Weiterhin keine positiven Aussichten für Europas Wirtschaft. Die am Mittwoch veröffentlichten makroökonomischen Daten für die Eurozone lassen erahnen, dass eine Erholung der krisengeschüttelten Region auch in absehbarer Zeit nicht zu erwarten ist.
Gegenüber dem US-Dollar befindet sich der Euro nahe am niedrigsten Stand seit zwei Jahren.

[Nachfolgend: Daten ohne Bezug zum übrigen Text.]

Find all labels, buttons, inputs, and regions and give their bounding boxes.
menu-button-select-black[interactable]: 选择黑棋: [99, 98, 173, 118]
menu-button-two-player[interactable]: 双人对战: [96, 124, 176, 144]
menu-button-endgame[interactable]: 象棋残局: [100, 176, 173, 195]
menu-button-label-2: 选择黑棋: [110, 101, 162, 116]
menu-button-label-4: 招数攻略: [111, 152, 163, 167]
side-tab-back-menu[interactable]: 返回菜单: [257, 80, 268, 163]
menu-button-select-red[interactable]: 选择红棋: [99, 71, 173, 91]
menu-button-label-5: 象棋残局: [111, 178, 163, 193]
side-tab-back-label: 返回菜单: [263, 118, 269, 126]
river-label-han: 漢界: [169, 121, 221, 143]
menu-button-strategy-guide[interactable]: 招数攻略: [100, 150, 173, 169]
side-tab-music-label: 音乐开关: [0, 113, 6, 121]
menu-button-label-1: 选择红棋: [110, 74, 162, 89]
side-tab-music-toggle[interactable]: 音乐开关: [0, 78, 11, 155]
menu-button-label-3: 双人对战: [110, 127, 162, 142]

Im letzten halben Jahr hat die europäische Einheitswährung mehr als 10 Prozent an Wert eingebüßt und die Mehrheit der Marktbeobachter rechnet bis zum Jahresende mit einem Absturz auf 1,20 US-Dollar.
Auch die Aktenindizes verloren an Wert, nachdem die Bank of England ihre Vorhersagen bezüglich des Wirtschaftswachstums und der Inflationsentwicklung deutlich gesenkt hatten.

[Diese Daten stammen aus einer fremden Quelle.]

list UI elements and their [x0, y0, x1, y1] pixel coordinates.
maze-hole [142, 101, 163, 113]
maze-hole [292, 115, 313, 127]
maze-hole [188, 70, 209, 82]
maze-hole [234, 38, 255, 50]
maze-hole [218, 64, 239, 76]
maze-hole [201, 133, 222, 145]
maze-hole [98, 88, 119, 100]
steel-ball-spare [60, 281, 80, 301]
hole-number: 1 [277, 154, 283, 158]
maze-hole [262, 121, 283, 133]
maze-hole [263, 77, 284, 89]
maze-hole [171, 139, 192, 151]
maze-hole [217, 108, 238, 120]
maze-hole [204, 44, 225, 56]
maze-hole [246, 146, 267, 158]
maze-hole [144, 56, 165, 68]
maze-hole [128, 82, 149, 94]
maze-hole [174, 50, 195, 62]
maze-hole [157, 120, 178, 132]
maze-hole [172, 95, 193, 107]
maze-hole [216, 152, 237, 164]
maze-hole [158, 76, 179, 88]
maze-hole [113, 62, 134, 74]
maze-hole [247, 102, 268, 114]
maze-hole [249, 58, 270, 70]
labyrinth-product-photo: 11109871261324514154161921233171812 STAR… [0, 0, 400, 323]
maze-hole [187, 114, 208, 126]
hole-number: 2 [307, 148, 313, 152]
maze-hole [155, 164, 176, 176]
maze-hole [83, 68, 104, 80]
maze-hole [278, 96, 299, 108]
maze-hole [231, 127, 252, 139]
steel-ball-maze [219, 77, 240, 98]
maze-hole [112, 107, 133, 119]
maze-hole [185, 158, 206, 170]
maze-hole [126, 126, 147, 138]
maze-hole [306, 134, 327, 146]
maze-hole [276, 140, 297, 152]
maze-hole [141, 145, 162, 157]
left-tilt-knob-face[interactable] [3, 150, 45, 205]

Der Ökonom Jim O’Neill, der im Jahre 2001 den Begriff "BRICS" zur Umschreibung der weltweit erfolgreichsten Schwellenländer geprägt hatte, sieht ein grundsätzliches Problem hinter den anhaltend durchwachsenen Wirtschaftsdaten. Teil davon sei die beständige Neigung europäischer Politiker, die EU für den Dreh- und Angelpunkt der Welt zu halten.
"Europa braucht eine neue Politik", diagnostiziert O’Neill gegenüber der Wirtschaftswoche. "Berlin, Paris und vor allem Brüssel denken nicht außerhalb der Box. Sie sprechen beständig nur von einem europäischen heimischen Markt, der aber faktisch nicht existiert."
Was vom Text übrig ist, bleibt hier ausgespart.